Quanto podemos resistir em apneia? Quantas vezes já deixámos de respirar debaixo de água para testar os nossos limites? É exercício físico, mas indubitavelmente psicológico. Limites que se testam. Pedro Sousa executa-os num contexto de liberdade criativa ímpar. Podem ser frequentes os seus concertos na ZDB, seja integrando diferentes projetos, Volúpia das Cinzas, por exemplo, seja acompanhando outras bandas, aquando Marching Church no ano passado. São circularidades inimagináveis, espirais que mais do que criarem estupefação, e muita na plateia neste dia, são a prova indesmentível que estamos perante um dos saxofonistas mais estimulantes da atualidade.
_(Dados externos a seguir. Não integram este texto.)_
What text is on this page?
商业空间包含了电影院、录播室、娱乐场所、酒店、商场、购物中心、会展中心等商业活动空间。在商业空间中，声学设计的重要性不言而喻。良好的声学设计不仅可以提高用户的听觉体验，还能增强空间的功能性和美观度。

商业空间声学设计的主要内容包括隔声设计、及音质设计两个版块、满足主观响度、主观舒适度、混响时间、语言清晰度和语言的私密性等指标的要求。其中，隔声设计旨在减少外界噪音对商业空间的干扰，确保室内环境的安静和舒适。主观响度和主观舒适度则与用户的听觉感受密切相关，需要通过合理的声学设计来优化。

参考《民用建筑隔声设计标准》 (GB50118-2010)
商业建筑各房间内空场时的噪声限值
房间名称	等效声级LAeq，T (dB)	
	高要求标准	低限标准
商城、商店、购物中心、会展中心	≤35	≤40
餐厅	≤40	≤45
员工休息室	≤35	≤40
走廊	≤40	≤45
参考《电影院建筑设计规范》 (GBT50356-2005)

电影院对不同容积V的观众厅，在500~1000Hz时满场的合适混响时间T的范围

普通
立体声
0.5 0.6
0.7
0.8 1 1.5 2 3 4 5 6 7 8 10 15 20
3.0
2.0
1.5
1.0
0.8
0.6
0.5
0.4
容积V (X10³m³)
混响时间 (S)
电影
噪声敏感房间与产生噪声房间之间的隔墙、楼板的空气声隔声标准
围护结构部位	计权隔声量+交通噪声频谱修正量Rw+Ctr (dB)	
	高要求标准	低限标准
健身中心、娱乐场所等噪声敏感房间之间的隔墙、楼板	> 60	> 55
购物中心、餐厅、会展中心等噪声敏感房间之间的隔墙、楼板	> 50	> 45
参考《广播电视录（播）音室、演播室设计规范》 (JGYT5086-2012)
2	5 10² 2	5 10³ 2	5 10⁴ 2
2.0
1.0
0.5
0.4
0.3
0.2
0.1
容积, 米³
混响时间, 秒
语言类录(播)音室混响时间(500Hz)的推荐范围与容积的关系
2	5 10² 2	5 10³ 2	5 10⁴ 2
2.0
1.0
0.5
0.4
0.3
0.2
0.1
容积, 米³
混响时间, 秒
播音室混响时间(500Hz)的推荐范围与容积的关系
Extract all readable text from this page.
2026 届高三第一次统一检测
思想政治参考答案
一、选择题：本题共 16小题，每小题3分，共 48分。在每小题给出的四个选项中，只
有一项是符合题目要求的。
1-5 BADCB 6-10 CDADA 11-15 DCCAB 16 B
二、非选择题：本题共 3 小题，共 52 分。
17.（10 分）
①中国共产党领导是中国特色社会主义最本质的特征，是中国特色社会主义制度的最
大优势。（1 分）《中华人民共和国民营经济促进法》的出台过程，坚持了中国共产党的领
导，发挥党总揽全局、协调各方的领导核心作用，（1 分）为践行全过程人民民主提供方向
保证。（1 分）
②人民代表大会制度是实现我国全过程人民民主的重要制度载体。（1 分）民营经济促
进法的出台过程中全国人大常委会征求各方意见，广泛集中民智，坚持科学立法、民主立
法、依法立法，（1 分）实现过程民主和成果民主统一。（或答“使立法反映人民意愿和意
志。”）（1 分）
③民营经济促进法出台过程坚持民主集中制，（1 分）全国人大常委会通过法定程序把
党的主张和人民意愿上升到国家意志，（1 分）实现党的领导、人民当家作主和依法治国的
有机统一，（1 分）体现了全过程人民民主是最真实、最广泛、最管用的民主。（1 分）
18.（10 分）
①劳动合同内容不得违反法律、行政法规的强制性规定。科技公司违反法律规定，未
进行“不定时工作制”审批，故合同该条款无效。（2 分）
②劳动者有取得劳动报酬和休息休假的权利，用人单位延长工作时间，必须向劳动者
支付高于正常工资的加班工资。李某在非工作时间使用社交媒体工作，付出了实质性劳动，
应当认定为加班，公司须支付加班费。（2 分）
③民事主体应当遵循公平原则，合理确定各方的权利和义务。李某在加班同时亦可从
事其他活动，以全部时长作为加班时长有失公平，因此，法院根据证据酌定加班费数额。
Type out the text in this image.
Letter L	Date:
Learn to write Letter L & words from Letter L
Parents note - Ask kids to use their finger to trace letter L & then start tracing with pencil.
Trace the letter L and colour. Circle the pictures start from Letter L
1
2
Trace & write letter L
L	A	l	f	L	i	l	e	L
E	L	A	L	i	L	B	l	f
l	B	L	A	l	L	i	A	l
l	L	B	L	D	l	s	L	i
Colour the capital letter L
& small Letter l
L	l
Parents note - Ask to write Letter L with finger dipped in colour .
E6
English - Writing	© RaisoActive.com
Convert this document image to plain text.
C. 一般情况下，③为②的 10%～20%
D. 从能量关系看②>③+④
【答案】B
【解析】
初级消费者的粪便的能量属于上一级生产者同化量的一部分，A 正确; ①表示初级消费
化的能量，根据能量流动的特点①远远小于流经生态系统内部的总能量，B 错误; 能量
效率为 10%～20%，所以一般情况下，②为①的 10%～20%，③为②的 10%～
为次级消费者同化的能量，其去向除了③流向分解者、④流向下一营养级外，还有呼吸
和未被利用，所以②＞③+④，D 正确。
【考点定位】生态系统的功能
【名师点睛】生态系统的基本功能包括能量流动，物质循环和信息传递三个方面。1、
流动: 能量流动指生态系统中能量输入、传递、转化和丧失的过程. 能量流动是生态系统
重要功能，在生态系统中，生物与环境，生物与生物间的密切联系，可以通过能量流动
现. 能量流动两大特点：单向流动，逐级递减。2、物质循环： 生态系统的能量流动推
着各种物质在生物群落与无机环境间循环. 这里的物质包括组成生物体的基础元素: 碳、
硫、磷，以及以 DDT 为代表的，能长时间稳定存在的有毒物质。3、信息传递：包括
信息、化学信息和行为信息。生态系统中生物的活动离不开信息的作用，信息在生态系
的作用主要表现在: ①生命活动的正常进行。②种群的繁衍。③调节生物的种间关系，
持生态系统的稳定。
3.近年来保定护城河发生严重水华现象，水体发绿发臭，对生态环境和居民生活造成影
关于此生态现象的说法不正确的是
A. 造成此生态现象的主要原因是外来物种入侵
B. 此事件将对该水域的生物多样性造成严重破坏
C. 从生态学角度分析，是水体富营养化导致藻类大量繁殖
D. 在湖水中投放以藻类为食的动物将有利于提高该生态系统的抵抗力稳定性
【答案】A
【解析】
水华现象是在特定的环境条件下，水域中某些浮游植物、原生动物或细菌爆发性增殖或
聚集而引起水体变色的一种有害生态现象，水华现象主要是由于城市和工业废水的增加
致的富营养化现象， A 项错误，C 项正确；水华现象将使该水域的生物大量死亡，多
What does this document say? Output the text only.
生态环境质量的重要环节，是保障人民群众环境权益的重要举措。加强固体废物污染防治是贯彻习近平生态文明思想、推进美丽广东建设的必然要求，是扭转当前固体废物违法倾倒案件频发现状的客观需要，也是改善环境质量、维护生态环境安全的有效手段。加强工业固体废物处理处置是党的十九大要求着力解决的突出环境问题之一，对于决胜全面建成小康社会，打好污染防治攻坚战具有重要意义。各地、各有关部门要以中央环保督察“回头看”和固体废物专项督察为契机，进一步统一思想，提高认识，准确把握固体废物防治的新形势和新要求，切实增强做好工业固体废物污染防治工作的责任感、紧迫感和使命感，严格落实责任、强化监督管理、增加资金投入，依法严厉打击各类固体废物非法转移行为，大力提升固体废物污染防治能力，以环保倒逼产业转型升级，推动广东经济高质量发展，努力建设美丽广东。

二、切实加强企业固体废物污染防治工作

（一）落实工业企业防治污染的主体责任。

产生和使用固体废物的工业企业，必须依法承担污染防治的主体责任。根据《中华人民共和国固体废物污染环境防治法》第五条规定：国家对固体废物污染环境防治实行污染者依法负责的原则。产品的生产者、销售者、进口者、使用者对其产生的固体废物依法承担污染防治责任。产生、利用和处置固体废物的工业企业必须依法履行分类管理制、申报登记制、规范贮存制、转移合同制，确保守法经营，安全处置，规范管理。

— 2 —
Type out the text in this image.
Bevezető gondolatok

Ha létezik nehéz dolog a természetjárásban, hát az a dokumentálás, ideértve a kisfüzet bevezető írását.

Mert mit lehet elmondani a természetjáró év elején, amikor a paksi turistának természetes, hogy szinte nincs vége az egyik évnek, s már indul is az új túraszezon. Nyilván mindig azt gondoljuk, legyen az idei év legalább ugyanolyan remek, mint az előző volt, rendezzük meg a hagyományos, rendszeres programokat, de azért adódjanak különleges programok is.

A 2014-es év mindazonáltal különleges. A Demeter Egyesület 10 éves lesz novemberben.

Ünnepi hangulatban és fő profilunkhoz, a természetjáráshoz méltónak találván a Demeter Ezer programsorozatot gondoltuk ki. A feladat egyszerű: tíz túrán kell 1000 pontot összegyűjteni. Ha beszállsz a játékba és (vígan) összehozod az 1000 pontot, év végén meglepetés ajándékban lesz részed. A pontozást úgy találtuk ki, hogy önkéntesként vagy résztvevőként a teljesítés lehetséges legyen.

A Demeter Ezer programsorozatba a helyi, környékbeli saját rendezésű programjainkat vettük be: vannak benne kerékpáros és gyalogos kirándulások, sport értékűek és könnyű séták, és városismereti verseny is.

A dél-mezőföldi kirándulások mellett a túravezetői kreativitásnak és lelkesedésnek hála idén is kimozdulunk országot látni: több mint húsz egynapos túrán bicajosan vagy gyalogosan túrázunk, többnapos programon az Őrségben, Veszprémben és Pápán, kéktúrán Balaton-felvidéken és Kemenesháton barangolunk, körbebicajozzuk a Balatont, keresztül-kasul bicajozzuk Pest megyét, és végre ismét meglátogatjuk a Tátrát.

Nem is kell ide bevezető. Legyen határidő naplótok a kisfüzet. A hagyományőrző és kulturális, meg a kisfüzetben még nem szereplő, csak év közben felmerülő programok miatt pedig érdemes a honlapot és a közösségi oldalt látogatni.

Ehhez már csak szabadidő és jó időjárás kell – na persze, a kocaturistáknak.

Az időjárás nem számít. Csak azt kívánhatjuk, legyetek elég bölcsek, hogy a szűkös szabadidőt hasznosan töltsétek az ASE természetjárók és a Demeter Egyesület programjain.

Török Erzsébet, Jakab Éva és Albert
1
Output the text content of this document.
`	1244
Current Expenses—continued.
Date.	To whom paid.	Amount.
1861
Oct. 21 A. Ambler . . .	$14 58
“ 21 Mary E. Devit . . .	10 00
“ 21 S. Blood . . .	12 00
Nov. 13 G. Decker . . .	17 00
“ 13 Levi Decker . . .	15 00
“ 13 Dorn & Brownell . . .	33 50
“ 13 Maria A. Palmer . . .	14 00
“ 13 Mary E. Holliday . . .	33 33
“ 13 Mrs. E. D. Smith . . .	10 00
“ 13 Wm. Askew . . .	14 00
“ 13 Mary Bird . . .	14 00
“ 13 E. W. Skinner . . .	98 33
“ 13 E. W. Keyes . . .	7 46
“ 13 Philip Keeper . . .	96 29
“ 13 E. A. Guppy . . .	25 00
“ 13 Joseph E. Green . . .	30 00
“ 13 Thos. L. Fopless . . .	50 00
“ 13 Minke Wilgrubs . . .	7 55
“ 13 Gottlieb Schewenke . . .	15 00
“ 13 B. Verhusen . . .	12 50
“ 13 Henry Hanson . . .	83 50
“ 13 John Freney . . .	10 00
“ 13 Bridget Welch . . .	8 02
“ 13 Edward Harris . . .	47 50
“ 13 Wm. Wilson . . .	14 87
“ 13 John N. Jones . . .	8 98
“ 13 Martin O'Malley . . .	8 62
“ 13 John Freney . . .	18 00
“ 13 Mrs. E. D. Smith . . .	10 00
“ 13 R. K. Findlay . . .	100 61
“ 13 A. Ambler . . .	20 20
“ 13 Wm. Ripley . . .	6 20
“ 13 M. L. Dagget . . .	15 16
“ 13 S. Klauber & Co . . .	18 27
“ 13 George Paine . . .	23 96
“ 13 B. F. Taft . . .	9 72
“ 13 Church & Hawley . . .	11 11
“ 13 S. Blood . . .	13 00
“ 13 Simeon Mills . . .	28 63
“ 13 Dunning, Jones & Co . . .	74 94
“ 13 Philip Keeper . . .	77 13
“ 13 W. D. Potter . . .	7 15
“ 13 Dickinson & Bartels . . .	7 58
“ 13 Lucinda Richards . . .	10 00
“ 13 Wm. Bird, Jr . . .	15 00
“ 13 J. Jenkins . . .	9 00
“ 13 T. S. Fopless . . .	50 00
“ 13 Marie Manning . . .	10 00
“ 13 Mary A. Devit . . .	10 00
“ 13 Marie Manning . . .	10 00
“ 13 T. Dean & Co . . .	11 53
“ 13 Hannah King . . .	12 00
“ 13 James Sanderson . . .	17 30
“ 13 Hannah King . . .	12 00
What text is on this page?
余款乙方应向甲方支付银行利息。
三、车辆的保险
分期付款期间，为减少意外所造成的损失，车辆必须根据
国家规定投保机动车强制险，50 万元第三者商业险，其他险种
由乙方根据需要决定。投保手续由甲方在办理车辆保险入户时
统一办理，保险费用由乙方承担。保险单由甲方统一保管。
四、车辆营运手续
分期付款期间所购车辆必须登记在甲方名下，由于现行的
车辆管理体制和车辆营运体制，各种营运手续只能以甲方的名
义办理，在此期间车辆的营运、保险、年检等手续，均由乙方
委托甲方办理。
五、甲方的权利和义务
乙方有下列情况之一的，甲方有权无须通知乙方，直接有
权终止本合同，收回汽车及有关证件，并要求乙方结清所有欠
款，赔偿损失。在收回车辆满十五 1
Sem fronteiras, porque o recente artigo da The Wire (396) não veio mais do que confirmar que a cena de improvisação em Lisboa não se limita a estas coordenadas a oeste da Europa.

E Daniel Bachman, em diálogo permanente com a sua guitarra, que como se lê no texto de apresentação – "Como uma ampliação ou um anexo da sua identidade, Bachman trata cada corda como uma artéria, cada dedilhado como uma sensação e cada ressonância como um respiro. Alguém que usa sim a guitarra como ferramenta artesanal para esculpir e tecer rendilhados melódicos ou mantos puramente imersivos, a seu bel-prazer."